Moscow — Soviet-Kuwaiti talks here, seen as opening a Kremlin campaign to counter United States policy in the Mideast and Southwest Asia, have highlighted differences between the two sides.
Arab diplomats report an apparent divergence of views on such issues as the Gulf situation, Afghanistan, and the renewed fighting in Lebanon -- as well as a Kuwaiti reluctance to become a lever in heightened superpower tension in the region.
The visit of Kuwaiti Foreign Minister Sheikh Sabah Al-Ahmad Al-Sabah, which ended April 25, was but the first item in a crowded Soviet diplomatic datebook.
Libyan strong man Col. Muammar Qaddafi was due here April 27.
The chief of staff of the Soviet military is slated to visit India sometime in the next week.
Palestinian leader Yasser Arafat and Jordan's King Hussein are also expected for talks, and diplomats here report signs that Algeria's President may be added to the list.
The planned flurry of Soviet diplomatic activity follows a Mideast tour by US Secretary of State Alexander M. Haig Jr. and a Reagan administration offer of fresh military and economic aid to Pakistan, which borders both India and Afghanistan.
Some Western diplomats are concerned Moscow may supplement recent political initiatives in the Mideast and South Asia by exploring ways of replying in kind to a heightened US military profile in the region.
Arab diplomats here are not so sure. But they say a clearer indication of Soviet intentions -- and prospects for implementing them -- could emerge from the Qaddafi visit and the Soviet military chief's trip to India.
Colonel Qaddafi has bought hundreds of millions of dollars' worth of Soviet military equipment in recent years, paying hard currency that the Soviets cherish, but he has not offered them air or naval facilities in his country.
Meanwhile, the Soviets' main gain from the Kuwaiti minister's visit seems to have come in the sphere of public relations -- the chance to play up talks with a moderate Arab state against the background of Washington's stated desire to trim Soviet influence in the Mideast.
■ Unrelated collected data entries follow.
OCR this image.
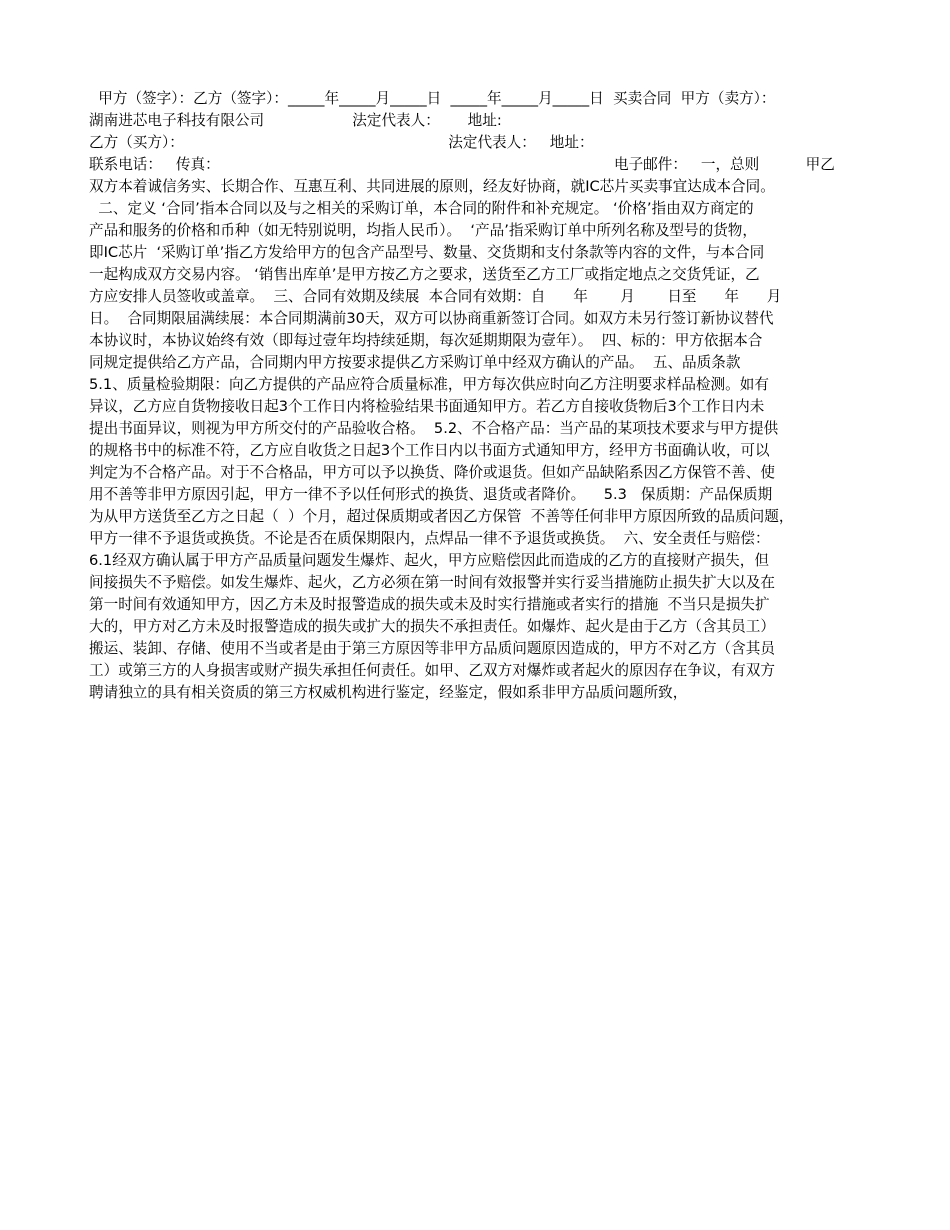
甲方（签字）：乙方（签字）：_____年_____月_____日  _____年_____月_____日  买卖合同  甲方（卖方）：
湖南进芯电子科技有限公司                   法定代表人：      地址:
乙方（买方）：                                                         法定代表人：   地址：
联系电话：   传真：                                                                                     电子邮件：   一，总则          甲乙
双方本着诚信务实、长期合作、互惠互利、共同进展的原则，经友好协商，就IC芯片买卖事宜达成本合同。
二、定义 ‘合同’指本合同以及与之相关的采购订单，本合同的附件和补充规定。 ‘价格’指由双方商定的
产品和服务的价格和币种（如无特别说明，均指人民币）。  ‘产品’指采购订单中所列名称及型号的货物，
即IC芯片  ‘采购订单’指乙方发给甲方的包含产品型号、数量、交货期和支付条款等内容的文件，与本合同
一起构成双方交易内容。 ‘销售出库单’是甲方按乙方之要求，送货至乙方工厂或指定地点之交货凭证，乙
方应安排人员签收或盖章。  三、合同有效期及续展  本合同有效期：自      年       月       日至      年      月
日。  合同期限届满续展：本合同期满前30天，双方可以协商重新签订合同。如双方未另行签订新协议替代
本协议时，本协议始终有效（即每过壹年均持续延期，每次延期期限为壹年）。  四、标的：甲方依据本合
同规定提供给乙方产品，合同期内甲方按要求提供乙方采购订单中经双方确认的产品。  五、品质条款
5.1、质量检验期限：向乙方提供的产品应符合质量标准，甲方每次供应时向乙方注明要求样品检测。如有
异议，乙方应自货物接收日起3个工作日内将检验结果书面通知甲方。若乙方自接收货物后3个工作日内未
提出书面异议，则视为甲方所交付的产品验收合格。  5.2、不合格产品：当产品的某项技术要求与甲方提供
的规格书中的标准不符，乙方应自收货之日起3个工作日内以书面方式通知甲方，经甲方书面确认收，可以
判定为不合格产品。对于不合格品，甲方可以予以换货、降价或退货。但如产品缺陷系因乙方保管不善、使
用不善等非甲方原因引起，甲方一律不予以任何形式的换货、退货或者降价。    5.3   保质期：产品保质期
为从甲方送货至乙方之日起（  ）个月，超过保质期或者因乙方保管  不善等任何非甲方原因所致的品质问题，
甲方一律不予退货或换货。不论是否在质保期限内，点焊品一律不予退货或换货。  六、安全责任与赔偿：
6.1经双方确认属于甲方产品质量问题发生爆炸、起火，甲方应赔偿因此而造成的乙方的直接财产损失，但
间接损失不予赔偿。如发生爆炸、起火，乙方必须在第一时间有效报警并实行妥当措施防止损失扩大以及在
第一时间有效通知甲方，因乙方未及时报警造成的损失或未及时实行措施或者实行的措施  不当只是损失扩
大的，甲方对乙方未及时报警造成的损失或扩大的损失不承担责任。如爆炸、起火是由于乙方（含其员工）
搬运、装卸、存储、使用不当或者是由于第三方原因等非甲方品质问题原因造成的，甲方不对乙方（含其员
工）或第三方的人身损害或财产损失承担任何责任。如甲、乙双方对爆炸或者起火的原因存在争议，有双方
聘请独立的具有相关资质的第三方权威机构进行鉴定，经鉴定，假如系非甲方品质问题所致，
A joint communique issued after the Kuwaiti envoy's departure, delicately worded and stressing areas of accord, said both sides had rejected "the creation of foreign military bases" in the Gulf region.
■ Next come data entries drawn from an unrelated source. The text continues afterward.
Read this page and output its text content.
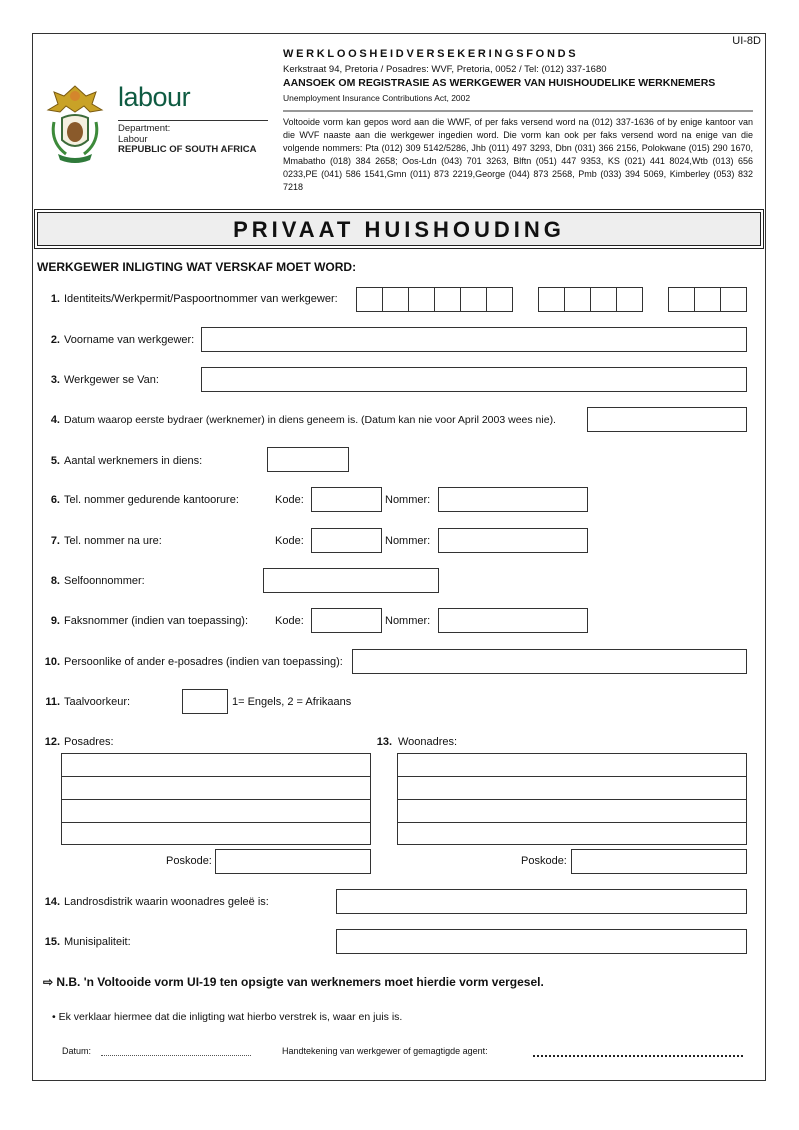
UI-8D
labour
Department:
Labour
REPUBLIC OF SOUTH AFRICA
WERKLOOSHEIDVERSEKERINGSFONDS
Kerkstraat 94, Pretoria / Posadres: WVF, Pretoria, 0052 / Tel: (012) 337-1680
AANSOEK OM REGISTRASIE AS WERKGEWER VAN HUISHOUDELIKE WERKNEMERS
Unemployment Insurance Contributions Act, 2002
Voltooide vorm kan gepos word aan die WWF, of per faks versend word na (012) 337-1636 of by enige kantoor van die WVF naaste aan die werkgewer ingedien word. Die vorm kan ook per faks versend word na enige van die volgende nommers: Pta (012) 309 5142/5286, Jhb (011) 497 3293, Dbn (031) 366 2156, Polokwane (015) 290 1670, Mmabatho (018) 384 2658; Oos-Ldn (043) 701 3263, Blftn (051) 447 9353, KS (021) 441 8024,Wtb (013) 656 0233,PE (041) 586 1541,Gmn (011) 873 2219,George (044) 873 2568, Pmb (033) 394 5069, Kimberley (053) 832 7218
PRIVAAT HUISHOUDING
WERKGEWER INLIGTING WAT VERSKAF MOET WORD:
1. Identiteits/Werkpermit/Paspoortnommer van werkgewer:
2. Voorname van werkgewer:
3. Werkgewer se Van:
4. Datum waarop eerste bydraer (werknemer) in diens geneem is. (Datum kan nie voor April 2003 wees nie).
5. Aantal werknemers in diens:
6. Tel. nommer gedurende kantoorure:	Kode:	Nommer:
7. Tel. nommer na ure:	Kode:	Nommer:
8. Selfoonnommer:
9. Faksnommer (indien van toepassing): Kode:	Nommer:
10. Persoonlike of ander e-posadres (indien van toepassing):
11. Taalvoorkeur:	1= Engels, 2 = Afrikaans
12. Posadres:	13. Woonadres:
Poskode:	Poskode:
14. Landrosdistrik waarin woonadres geleë is:
15. Munisipaliteit:
⇨ N.B. 'n Voltooide vorm UI-19 ten opsigte van werknemers moet hierdie vorm vergesel.
• Ek verklaar hiermee dat die inligting wat hierbo verstrek is, waar en juis is.
Datum:	Handtekening van werkgewer of gemagtigde agent:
But Arab diplomats said the Kuwaiti minister had also made it clear he felt the policy of Soviet-backed South Yemen might help push some conservative Gulf states toward closer military ties with Washington.
Arab diplomats said the two sides also differed over Afghanistan, an issue not mentioned in the communique.
The wording of the final statement also made it clear the two states were far from outright allies -- this, diplomats said, presumably at Kuwaiti insistence.
The statement condemned former President Carter's Camp David approach to the Arab-Israeli crisis, but in a relatively restrained fashion, saying the Camp David accords "make it difficult to achieve a just peace."
Both sides called for peace in Lebanon. But there was no mention of a recent Kuwaiti offer to host peace talks, an idea to which the Kuwaiti minister is said to have received no clear Soviet reply.
A "proximity" of views -- rather than the "identity" professed after talks with warmer Soviet negotiating partners -- was reported on the overall situation in the Gulf region.
The statement reported accord on the idea of calling an international Mideast peace parley -- "We have no objections," the Kuwaiti minister is said to have told the Soviets. But no explicit mention was made in the communique of a Soviet proposal for such a conference, made in February by President Leonid Brezhnev.
Most diplomats here argue that Soviet hopes for such a conference hinge on US willingness to go along, and one US diplomat commented privately, "We are most definitely not listening."
Getting the Americans' attention is seen as depending less on countries such as Kuwait -- peripheral to the main Arab-Israeli conflict -- than on other scheduled visitors to Moscow, such as Jordan's King Hussein and Palestine Liberation Organization leader Arafat.